A digit changes on the clock at the upper corner of the computer screen. It’s now 9:11. I shut the box down. The hard drive whines to a stop, the screen gives a static crackle and goes dark, and it hits me that it’s so early. Eight, maybe nine more hours before dawn. The lights are burning here, but darkness is all around me—in the alley, in the attic, in the basement, in every closet. The night is everywhere. Hours and hours and hours of night.

I’m sitting at the desk in the study, and I see my clothes reflected there in the dark computer screen.

If I could see my eyes there where my face should be, what would they look like right now? Would they look uneasy? More than that. Maybe haunted? Would my eyes look haunted? Were that lady’s eyes open? The eyes of that dead lady down in the basement cooler at Russell’s house? What did her eyes look like?

I’m running up the front stairs, flipping on lights as I go, and I get to my room and turn on the lights, and I shut the door, and I lock the door, and I sit on my bed, and I grab my pillow, and I hug it against my stomach. Because of the fear. It’s cranked up. It’s up past terror, past panic. I’m thinking this must be dread. Except I’m not thinking. There’s no room for thinking, just feeling, feeling like the dread is oozing up through the cracks between the boards on my floor. Bubbling up through the heater grates. I can feel it rising. Like water. Like black blood. Like the fluids. Like the fluids. The fluids that Russell’s dad pumps into the dead bodies down in the basement of the funeral home. The dread is filling my locked room and my mouth and my nose and my ears and my eyes and my lungs, and I’m drowning in it.

But I sit there and I don’t. I don’t drown. I’m breathing so fast, I feel faint. I have to yawn. But I’m getting a thought. It’s a real thought, a memory. About fear. And I’m thinking it. And the thought is simple. It’s simple: nothing to fear but fear itself. From a history class. Just words. Until now.

And then it’s like I’m five feet away. And I’m looking at me, at this guy sitting on a bed. And I can see he’s not under attack. There is no danger. And I can see that the fear is the thing. It’s just fear.

Another memory, another thought. I’m walking out of the library about a year ago behind two college girls. And one of them says, “I am so upset, I am just so upset! And the thing that upsets me the most is that I’m so upset!” That’s what she says, and I listen to this and I think, How stupid is that? If you don’t want to be so upset, just stop being upset!

And now it’s the fear. It’s the same. Like being upset because you’re upset. It keeps feeding itself. And then it gets you to feed it. And you just have to stop it.

I have to stop it.

I stand up and toss my pillow back onto the bed. I take deep breaths. I go over to my dresser and look in the mirror. I wonder what my hair looks like. So I grab a comb and pull it across my head, patting my hair with the other hand. Feels right. It’s Bobby, the well-groomed spook. What a clear complexion he has.

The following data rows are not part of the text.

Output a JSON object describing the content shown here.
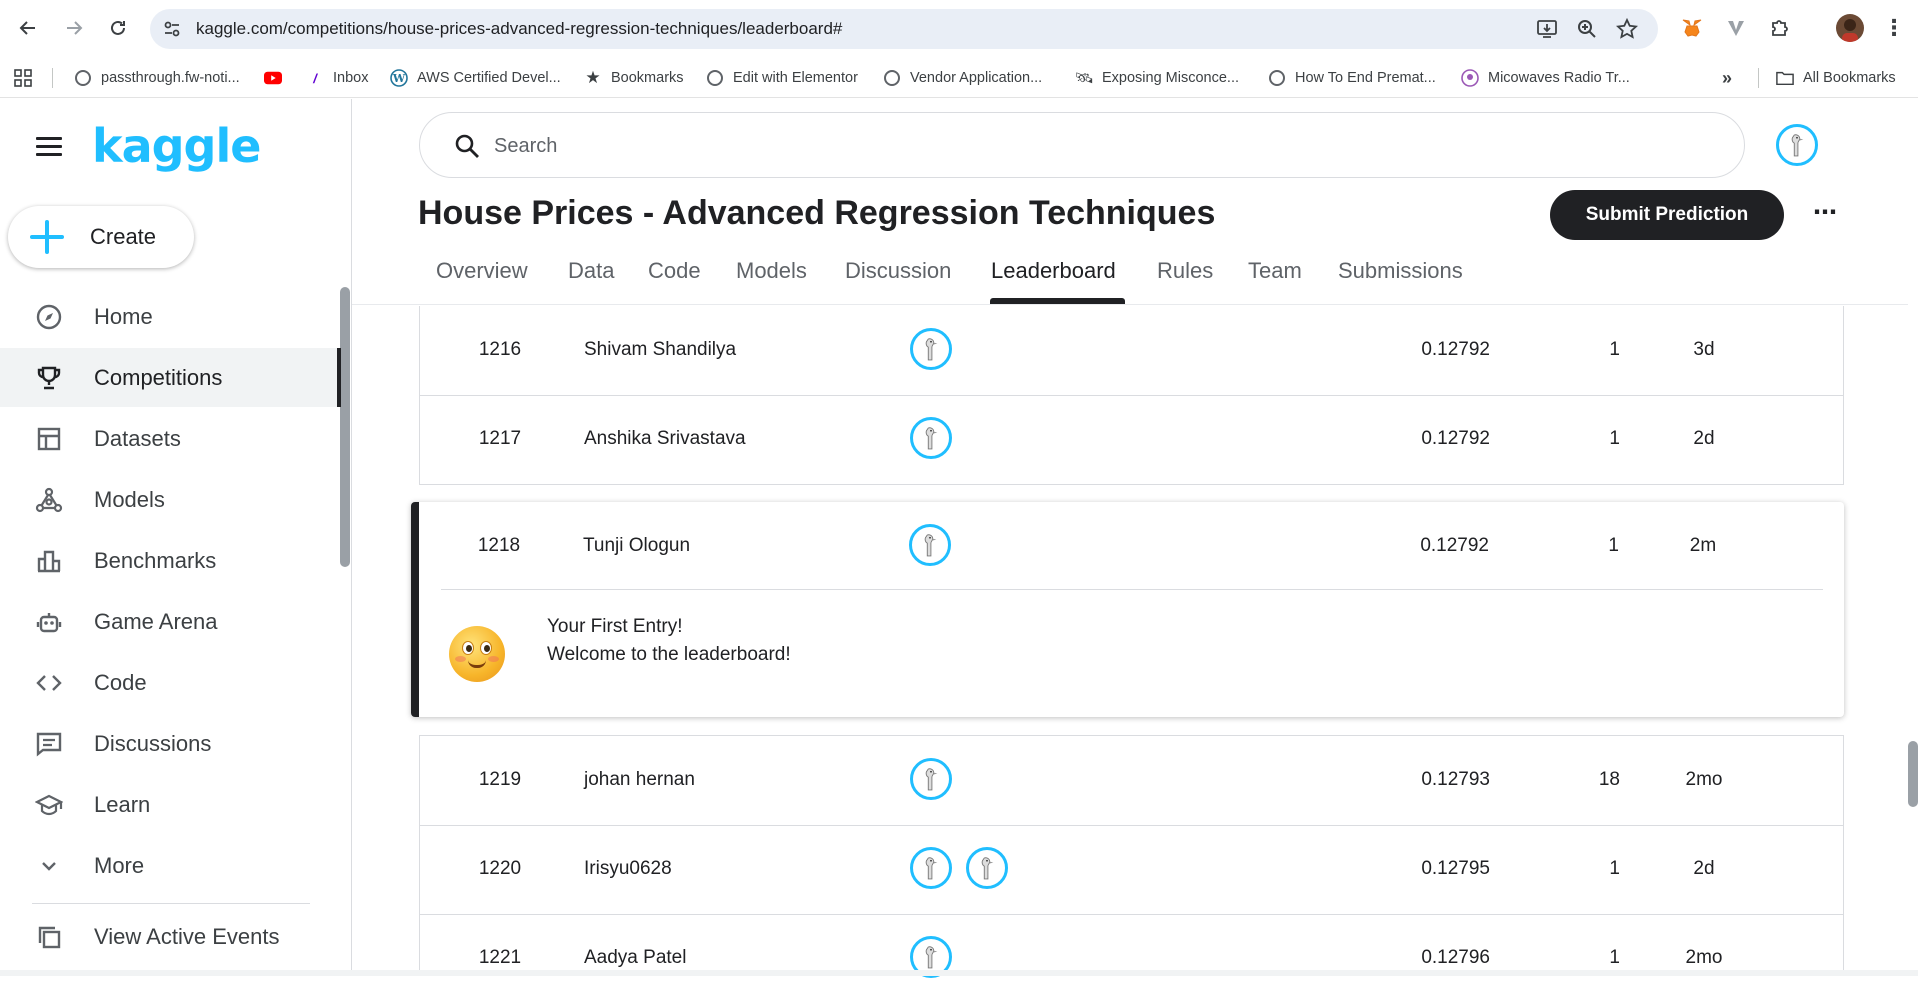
{
  "browser": {
    "url": "kaggle.com/competitions/house-prices-advanced-regression-techniques/leaderboard#",
    "bookmarks": [
      "passthrough.fw-noti...",
      "",
      "Inbox",
      "AWS Certified Devel...",
      "Bookmarks",
      "Edit with Elementor",
      "Vendor Application...",
      "Exposing Misconce...",
      "How To End Premat...",
      "Micowaves Radio Tr..."
    ],
    "all_bookmarks": "All Bookmarks",
    "overflow": "»"
  },
  "sidebar": {
    "logo": "kaggle",
    "create_label": "Create",
    "items": [
      {
        "label": "Home",
        "icon": "compass-icon"
      },
      {
        "label": "Competitions",
        "icon": "trophy-icon"
      },
      {
        "label": "Datasets",
        "icon": "table-icon"
      },
      {
        "label": "Models",
        "icon": "models-icon"
      },
      {
        "label": "Benchmarks",
        "icon": "bar-chart-icon"
      },
      {
        "label": "Game Arena",
        "icon": "robot-icon"
      },
      {
        "label": "Code",
        "icon": "code-icon"
      },
      {
        "label": "Discussions",
        "icon": "discussion-icon"
      },
      {
        "label": "Learn",
        "icon": "school-icon"
      },
      {
        "label": "More",
        "icon": "chevron-down-icon"
      }
    ],
    "active_item": "Competitions",
    "view_active_events": "View Active Events"
  },
  "search": {
    "placeholder": "Search"
  },
  "competition": {
    "title": "House Prices - Advanced Regression Techniques",
    "submit_label": "Submit Prediction",
    "more_label": "⋯",
    "tabs": [
      "Overview",
      "Data",
      "Code",
      "Models",
      "Discussion",
      "Leaderboard",
      "Rules",
      "Team",
      "Submissions"
    ],
    "active_tab": "Leaderboard"
  },
  "leaderboard": {
    "rows_above": [
      {
        "rank": "1216",
        "name": "Shivam Shandilya",
        "score": "0.12792",
        "entries": "1",
        "last": "3d",
        "avatars": 1
      },
      {
        "rank": "1217",
        "name": "Anshika Srivastava",
        "score": "0.12792",
        "entries": "1",
        "last": "2d",
        "avatars": 1
      }
    ],
    "highlighted": {
      "rank": "1218",
      "name": "Tunji Ologun",
      "score": "0.12792",
      "entries": "1",
      "last": "2m",
      "avatars": 1,
      "message_title": "Your First Entry!",
      "message_body": "Welcome to the leaderboard!"
    },
    "rows_below": [
      {
        "rank": "1219",
        "name": "johan hernan",
        "score": "0.12793",
        "entries": "18",
        "last": "2mo",
        "avatars": 1
      },
      {
        "rank": "1220",
        "name": "Irisyu0628",
        "score": "0.12795",
        "entries": "1",
        "last": "2d",
        "avatars": 2
      },
      {
        "rank": "1221",
        "name": "Aadya Patel",
        "score": "0.12796",
        "entries": "1",
        "last": "2mo",
        "avatars": 1
      }
    ]
  },
  "colors": {
    "brand": "#20beff",
    "dark": "#202124",
    "border": "#dadce0"
  }
}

Then I walk over and unlock my bedroom door, and I go downstairs. I shut off the radio, and I take my dishes from the TV room back to the kitchen, and I scoop myself a bowl of chocolate chip ice cream. I go back to the couch, and I pull the blue fleece blanket around me, and I turn on Nick at Nite. It’s I Love Lucy, and it’s funny. I start laughing, and I am eating ice cream, and I am not afraid.

Still, when I finally go upstairs, I lock my bedroom door again.

And I sleep with my lights on.

I mean, I know I can get past the fear. I just did it. But I don’t kid myself.

The bogeyman isn’t really dead, not forever. He’s just not here. Not tonight.